Karl Georg Albrecht Ernst von Hake (8 August 1768 – 19 May 1835) was a Prussian general and Minister of War.
Hake was born on the estate of Flatow (now part of Kremmen) in the Margraviate of Brandenburg. He entered the Prussian Army in 1785. In 1793, while serving under the command of Charles William Ferdinand, Duke of Brunswick, he distinguished himself in the Battle of Pirmasens during the French Revolutionary Wars against France. For his actions he was later to be decorated, on 3 April 1814, with the Pour le Mérite medal with Oak leaves.
Hake was appointed to a post in the War Ministry in 1809, and served as Minister of War from 17 June 1810 until August 1813 when he was replaced by Boyen (during which time he attracted much attention by his efficient preparations for war). Subsequently, commanded a brigade in the Prussian IV Corps (Bülow's) with rank of major-general, and played a distinguished part in the Battle of Waterloo.
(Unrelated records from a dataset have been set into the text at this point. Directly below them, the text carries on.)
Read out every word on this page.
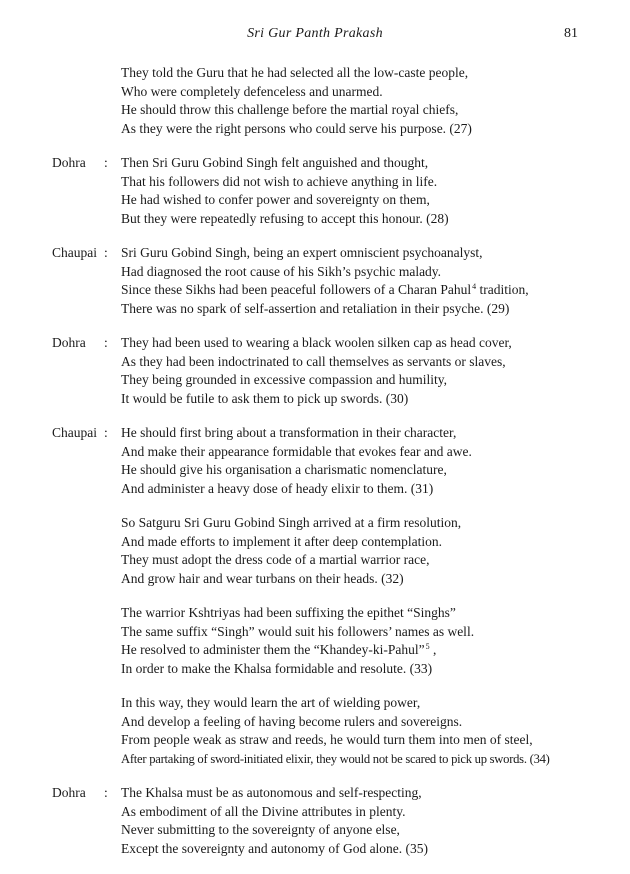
Sri Gur Panth Prakash	81
They told the Guru that he had selected all the low-caste people,
Who were completely defenceless and unarmed.
He should throw this challenge before the martial royal chiefs,
As they were the right persons who could serve his purpose. (27)
Dohra : Then Sri Guru Gobind Singh felt anguished and thought,
That his followers did not wish to achieve anything in life.
He had wished to confer power and sovereignty on them,
But they were repeatedly refusing to accept this honour. (28)
Chaupai : Sri Guru Gobind Singh, being an expert omniscient psychoanalyst,
Had diagnosed the root cause of his Sikh’s psychic malady.
Since these Sikhs had been peaceful followers of a Charan Pahul$^4$ tradition,
There was no spark of self-assertion and retaliation in their psyche. (29)
Dohra : They had been used to wearing a black woolen silken cap as head cover,
As they had been indoctrinated to call themselves as servants or slaves,
They being grounded in excessive compassion and humility,
It would be futile to ask them to pick up swords. (30)
Chaupai : He should first bring about a transformation in their character,
And make their appearance formidable that evokes fear and awe.
He should give his organisation a charismatic nomenclature,
And administer a heavy dose of heady elixir to them. (31)
So Satguru Sri Guru Gobind Singh arrived at a firm resolution,
And made efforts to implement it after deep contemplation.
They must adopt the dress code of a martial warrior race,
And grow hair and wear turbans on their heads. (32)
The warrior Kshtriyas had been suffixing the epithet “Singhs”
The same suffix “Singh” would suit his followers’ names as well.
He resolved to administer them the “Khandey-ki-Pahul”$^5$ ,
In order to make the Khalsa formidable and resolute. (33)
In this way, they would learn the art of wielding power,
And develop a feeling of having become rulers and sovereigns.
From people weak as straw and reeds, he would turn them into men of steel,
After partaking of sword-initiated elixir, they would not be scared to pick up swords. (34)
Dohra : The Khalsa must be as autonomous and self-respecting,
As embodiment of all the Divine attributes in plenty.
Never submitting to the sovereignty of anyone else,
Except the sovereignty and autonomy of God alone. (35)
In 1819 Hake was again appointed Minister of War. King Frederick William III of Prussia ordered him to conduct experiments into the use of the optical telegraph. Hake, however, was opposed to optical telegraphy and devised several means of preventing the experiments from being implemented. He successfully delayed the experiments until May 1830. Hake finally left the War Ministry in 1833 and died two years later, in 1835, at Naples, Italy.